Kayla studied her face carefully in the compact mirror before she replied.

“Oh, you know. Big frog in a small pond. We’ve got so many pretty girls in Texas, so it’s a real competition. But y’all in Montana got such an itty-bitty population.” Kayla flashed a mouthful of stunning enamel at Jo. “Not that I’m saying your momma didn’t deserve it. Shoot, I’ve seen pretty girls up north, occasionally, though winters up here will try a girl’s complexion.”
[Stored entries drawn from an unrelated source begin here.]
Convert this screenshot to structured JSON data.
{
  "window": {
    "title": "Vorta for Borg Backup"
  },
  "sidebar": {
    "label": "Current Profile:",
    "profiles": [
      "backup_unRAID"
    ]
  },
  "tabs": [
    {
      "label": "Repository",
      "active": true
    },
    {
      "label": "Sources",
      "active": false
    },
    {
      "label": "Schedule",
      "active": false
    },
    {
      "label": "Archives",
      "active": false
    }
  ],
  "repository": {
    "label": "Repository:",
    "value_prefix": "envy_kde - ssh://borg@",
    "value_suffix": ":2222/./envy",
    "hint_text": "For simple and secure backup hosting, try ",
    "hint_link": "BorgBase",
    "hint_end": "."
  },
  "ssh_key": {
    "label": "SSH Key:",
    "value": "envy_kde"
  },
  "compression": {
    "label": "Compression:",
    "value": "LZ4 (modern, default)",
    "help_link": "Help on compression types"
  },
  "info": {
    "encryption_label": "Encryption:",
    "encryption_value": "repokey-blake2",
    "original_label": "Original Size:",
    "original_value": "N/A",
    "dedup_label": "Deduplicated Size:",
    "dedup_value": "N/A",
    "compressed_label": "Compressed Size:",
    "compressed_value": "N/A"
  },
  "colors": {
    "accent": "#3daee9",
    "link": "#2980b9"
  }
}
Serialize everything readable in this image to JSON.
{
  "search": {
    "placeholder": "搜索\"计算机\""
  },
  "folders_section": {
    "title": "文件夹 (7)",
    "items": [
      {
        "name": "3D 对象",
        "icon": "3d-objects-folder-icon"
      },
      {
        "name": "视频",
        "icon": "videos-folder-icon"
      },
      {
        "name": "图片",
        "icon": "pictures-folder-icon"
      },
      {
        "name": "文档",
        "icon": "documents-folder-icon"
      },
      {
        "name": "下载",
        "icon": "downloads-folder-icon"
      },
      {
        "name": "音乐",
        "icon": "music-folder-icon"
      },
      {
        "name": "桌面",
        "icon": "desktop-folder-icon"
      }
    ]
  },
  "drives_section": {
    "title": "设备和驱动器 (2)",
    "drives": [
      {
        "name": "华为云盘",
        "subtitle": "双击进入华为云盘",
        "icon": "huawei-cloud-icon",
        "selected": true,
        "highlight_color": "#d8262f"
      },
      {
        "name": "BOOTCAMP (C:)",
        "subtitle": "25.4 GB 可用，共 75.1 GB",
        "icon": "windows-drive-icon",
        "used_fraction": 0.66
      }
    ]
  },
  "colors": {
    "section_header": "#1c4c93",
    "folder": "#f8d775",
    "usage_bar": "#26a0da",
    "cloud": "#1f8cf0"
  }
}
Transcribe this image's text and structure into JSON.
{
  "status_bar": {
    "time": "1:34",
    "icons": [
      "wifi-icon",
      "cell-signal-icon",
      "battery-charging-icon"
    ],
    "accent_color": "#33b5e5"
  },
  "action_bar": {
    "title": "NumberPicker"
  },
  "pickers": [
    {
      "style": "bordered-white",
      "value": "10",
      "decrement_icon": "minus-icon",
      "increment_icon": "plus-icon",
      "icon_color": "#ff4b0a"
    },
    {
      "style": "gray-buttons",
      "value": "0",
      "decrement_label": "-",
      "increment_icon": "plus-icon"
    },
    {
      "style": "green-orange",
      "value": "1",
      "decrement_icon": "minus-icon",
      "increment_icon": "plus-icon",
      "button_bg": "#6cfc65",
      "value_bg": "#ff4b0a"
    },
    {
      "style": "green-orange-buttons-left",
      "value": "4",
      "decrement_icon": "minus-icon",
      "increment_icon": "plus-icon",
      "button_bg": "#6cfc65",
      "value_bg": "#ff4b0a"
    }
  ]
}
“We manage,” Bonnie assured her, amusement in her tone.

Jo had realized that Kayla wasn’t the brightest light on the porch. But as the dig just now proved, she was skillful at delivering stinging words in a syrupy tone.

Just like Jo’s mother, who had believed she only had her looks to count on, Kayla was probably just as insecure. Even though Jo should have hated the curvaceous beauty, she just couldn’t. There was too much about Kayla that was familiar.

“Officer on deck!” Hazel joked, stepping into their cabin. “Sorry to break up the gabfest, girls, but it’s time for your work assignments.”

“Work?” Kayla said. “I thought this was a vacation!”

Hazel cast a dubious glance at the redundant creams, lotions, toners, mask potions and other cosmetics crowding Kayla’s shelf. “If we want halfway decent meals, it’ll be a team effort,” she replied. “Kayla, it’s your job to gather firewood and kindling each day. Bonnie and Jo, you’ll take turns hauling water.

“This is going to be an interesting ten days, ladies,” Hazel predicted, adding, “One of you had better get water now. Dottie’s starting supper.”

Jo couldn’t help wondering what Hazel was up to, for there was definitely some secret purpose behind her manner, her sly glances.